26Pour ne citer qu’une dernière particularité de cette déclamation et de son traitement du thème du retour des Enfers, l’âme du jeune garçon dont il est ici question n’est pas inanis, évanescente et intangible, comme le sont d’habitude les esprits qui peuplent les textes littéraires : « il se présente comme un revenant en corps, un être de chair et de sang, bien vivant »31. Dans ce discours d’école, nous n’assistons donc pas à une scène typique de la littérature gréco-latine depuis Homère, celle des enlacements manqués avec les ombres des bien-aimés32. Les embrassades et les baisers entre la mère et l’esprit de son fils sont tout à fait concrets, comme on l’apprend dès le début du discours (§ 1) :
non inani persuasione nec cogitationibus ficta lugentis umbra veniebat, nec agitabat incertos levis imago somnos, ac ne confusi quidem tristi cinere vultus et inspersum favilla caput noctibus suis obibat, sed filius erat qualis aliquando, et iuvenis et pulcher habitu, nec aspici tantum viderique contentus, verum […] amplexus et oscula dabat et tota nocte vivebat.
ce n’était un spectre matérialisé par de vaines hallucinations ni par les fantasmes d’une mère éplorée qui revenait, ni un fantôme brumeux qui agitait son sommeil troublé, ni même un visage barbouillé de triste cendre ou une tête toute poudreuse de poussière fumante qui hantait ses nuits, non, c’était bien son fils d’autrefois, l’air jeune et beau, et il ne se contentait pas seulement de se rendre apparent et bien visible, mais […] il l’embrassait même et la couvrait de baisers et, toute la nuit, il était vivant.
(Trad.
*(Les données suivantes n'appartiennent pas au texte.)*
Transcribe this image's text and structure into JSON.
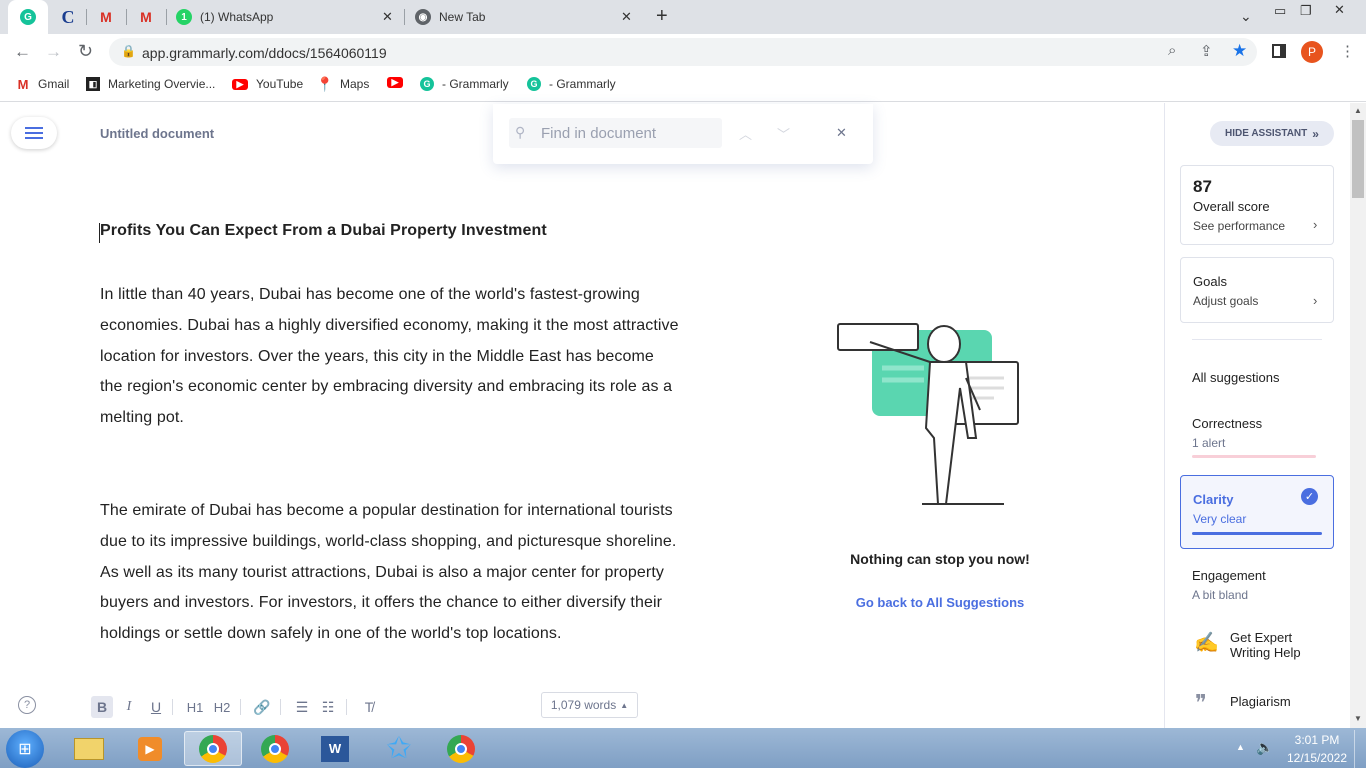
{
  "browser": {
    "tabs": [
      {
        "label": ""
      },
      {
        "label": ""
      },
      {
        "label": ""
      },
      {
        "label": ""
      },
      {
        "label": "(1) WhatsApp"
      },
      {
        "label": "New Tab"
      }
    ],
    "url": "app.grammarly.com/ddocs/1564060119",
    "profile_initial": "P",
    "bookmarks": [
      {
        "label": "Gmail",
        "icon": "gmail-icon"
      },
      {
        "label": "Marketing Overvie...",
        "icon": "marketing-icon"
      },
      {
        "label": "YouTube",
        "icon": "youtube-icon"
      },
      {
        "label": "Maps",
        "icon": "maps-icon"
      },
      {
        "label": "",
        "icon": "youtube-icon"
      },
      {
        "label": "- Grammarly",
        "icon": "grammarly-icon"
      },
      {
        "label": "- Grammarly",
        "icon": "grammarly-icon"
      }
    ]
  },
  "doc": {
    "title": "Untitled document",
    "find_placeholder": "Find in document",
    "heading": "Profits You Can Expect From a Dubai Property Investment",
    "paragraph1": "In little than 40 years, Dubai has become one of the world's fastest-growing economies. Dubai has a highly diversified economy, making it the most attractive location for investors. Over the years, this city in the Middle East has become the region's economic center by embracing diversity and embracing its role as a melting pot.",
    "paragraph2": "The emirate of Dubai has become a popular destination for international tourists due to its impressive buildings, world-class shopping, and picturesque shoreline. As well as its many tourist attractions, Dubai is also a major center for property buyers and investors. For investors, it offers the chance to either diversify their holdings or settle down safely in one of the world's top locations.",
    "empty_state_title": "Nothing can stop you now!",
    "back_link": "Go back to All Suggestions",
    "word_count": "1,079 words",
    "format_buttons": [
      "B",
      "I",
      "U",
      "H1",
      "H2"
    ]
  },
  "assistant": {
    "hide_label": "HIDE ASSISTANT",
    "score": "87",
    "score_label": "Overall score",
    "score_link": "See performance",
    "goals_label": "Goals",
    "goals_link": "Adjust goals",
    "all_suggestions": "All suggestions",
    "correctness": "Correctness",
    "correctness_sub": "1 alert",
    "clarity": "Clarity",
    "clarity_sub": "Very clear",
    "engagement": "Engagement",
    "engagement_sub": "A bit bland",
    "expert": "Get Expert Writing Help",
    "plagiarism": "Plagiarism"
  },
  "taskbar": {
    "time": "3:01 PM",
    "date": "12/15/2022"
  },
  "colors": {
    "accent": "#4a6ee0",
    "grammarly_green": "#15c39a",
    "correctness_red": "#f0a1b2",
    "illustration_teal": "#5ad6b0"
  }
}
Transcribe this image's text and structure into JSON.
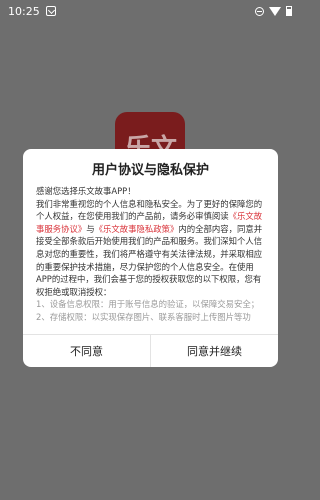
{
  "statusbar": {
    "time": "10:25"
  },
  "background": {
    "logo_text": "乐文"
  },
  "dialog": {
    "title": "用户协议与隐私保护",
    "greeting": "感谢您选择乐文故事APP！",
    "para1_a": "我们非常重视您的个人信息和隐私安全。为了更好的保障您的个人权益，在您使用我们的产品前，请务必审慎阅读",
    "link_service": "《乐文故事服务协议》",
    "and": "与",
    "link_privacy": "《乐文故事隐私政策》",
    "para1_b": "内的全部内容，同意并接受全部条款后开始使用我们的产品和服务。我们深知个人信息对您的重要性，我们将严格遵守有关法律法规，并采取相应的重要保护技术措施，尽力保护您的个人信息安全。在使用APP的过程中，我们会基于您的授权获取您的以下权限，您有权拒绝或取消授权：",
    "perm1": "1、设备信息权限：用于账号信息的验证，以保障交易安全；",
    "perm2": "2、存储权限：以实现保存图片、联系客服时上传图片等功能；",
    "btn_disagree": "不同意",
    "btn_agree": "同意并继续"
  },
  "colors": {
    "link": "#d9333a",
    "overlay": "#6e6e6e"
  }
}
C. Schneider.)
*
27Si le cas de Laïus nous montre un revenant célèbre, obligé de sortir des Enfers contre son gré par un rituel de nécromancie, la description par Ovide de la fête des Lemuria témoigne, quant à elle, de la place que les ombres des membres de la famille morts avant l’heure avaient dans la pratique religieuse romaine. Un élément commun aux revenants des deux récits ovidiens et au père vengeur d’Œdipe est le caractère effrayant attribué à ces figures, l’idée en somme qu’il est mieux de ne pas pousser les morts à revenir sur terre, en négligeant les sacrifices qui leur sont dus ou à l’aide de rituels magiques, et de les éloigner sans hésitation, quand ils reviennent spontanément. Cette image largement partagée des revenants explique par contraste la création d’un revenant aimable dans le contexte des écoles de rhétorique friandes de paradoxes : un revenant qui renverse les stéréotypes de sa catégorie, montrant ainsi le pouvoir suprême d’une parole savamment maîtrisée.